Fairless Hills, Pa. (AP) — A Pennsylvania woman used a shovel to kill a cobra she saw slithering on the patio of her apartment. Kathy Kehoe said the squawking of some blue jays outside her unit caught her attention Monday. When she looked outside, she saw a 4 to 5-foot-long serpent. The 73-year-old Kehoe says she noticed the lateral spot commonly found on cobras, grabbed a shovel and nudged its tail. When it rose and spread its hood, she realized it was a cobra. That’s when she decided to kill it. “I knew what I was doing was dangerous, I’m not a fool,” she said in a phone interview on Tuesday. “I just acted. I thought of the kids and other people in this community and I said ‘I can’t let this thing get away.'” Her apartment complex in Fairless Hills, about 30 miles northeast of Philadelphia, is the same one where officials removed 20 venomous snakes from another apartment in March. Officials aren’t sure if the cobra had escaped from that unit. Wildlife officials say people who spot snakes should call police and let experts handle the situation.

(Kathy Kehoe via AP)
(Kathy Kehoe via AP)

 

Fugitive ‘attack squirrel’ owner arrested in Alabama chase

Killen, Ala. (AP) — An Alabama man who denied feeding methamphetamine to a so-called “attack squirrel” he considered a pet has been arrested on new charges. The Limestone County Sheriff’s Office tweeted that 35-year-old Mickey Paulk was caught Thursday night following a chase in which he rammed an investigator’s vehicle. Authorities had been seeking Paulk on multiple felony warrants unrelated to the squirrel he named “Deeznutz,” which was made infamous after police said they were warned about a meth-fueled squirrel that had been trained to attack.

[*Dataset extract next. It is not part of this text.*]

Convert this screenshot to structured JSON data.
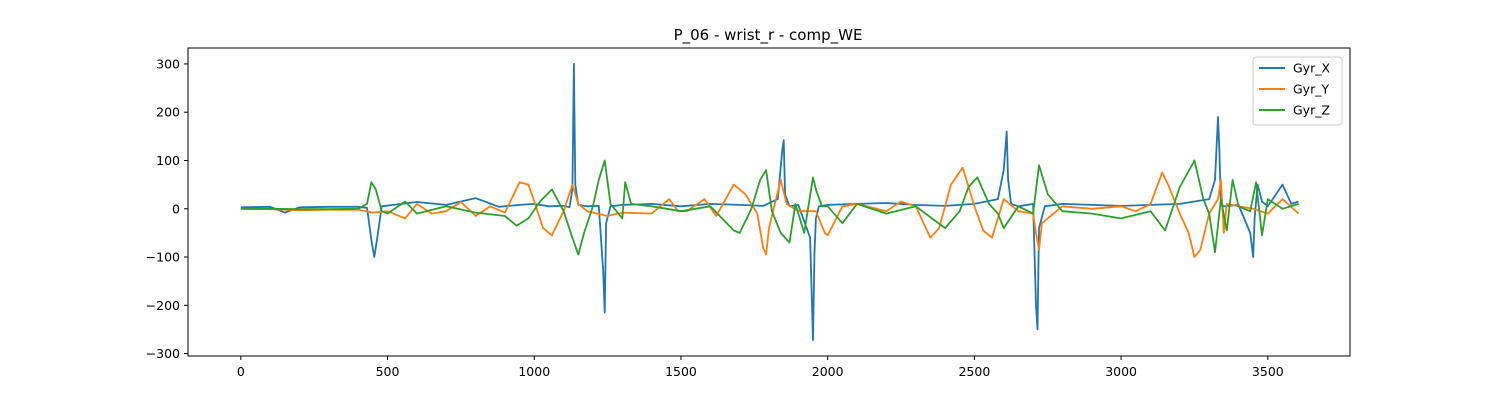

Paulk told The Associated Press last week that he was working on a plan for turning himself in to authorities. The sheriff’s office said narcotics investigators caught up with him while surveilling a motel in Killen. They spotted Paulk leaving on a stolen motorcycle and chased him down. Paulk has been booked into the Lauderdale County Jail on charges of attempting to elude, criminal mischief, receiving stolen property and felon in possession of a pistol after it was discovered he had a .45-caliber handgun in his waistband. It’s unclear whether he has a lawyer. As for Deeznutz, authorities say he couldn’t be tested for meth and has been released.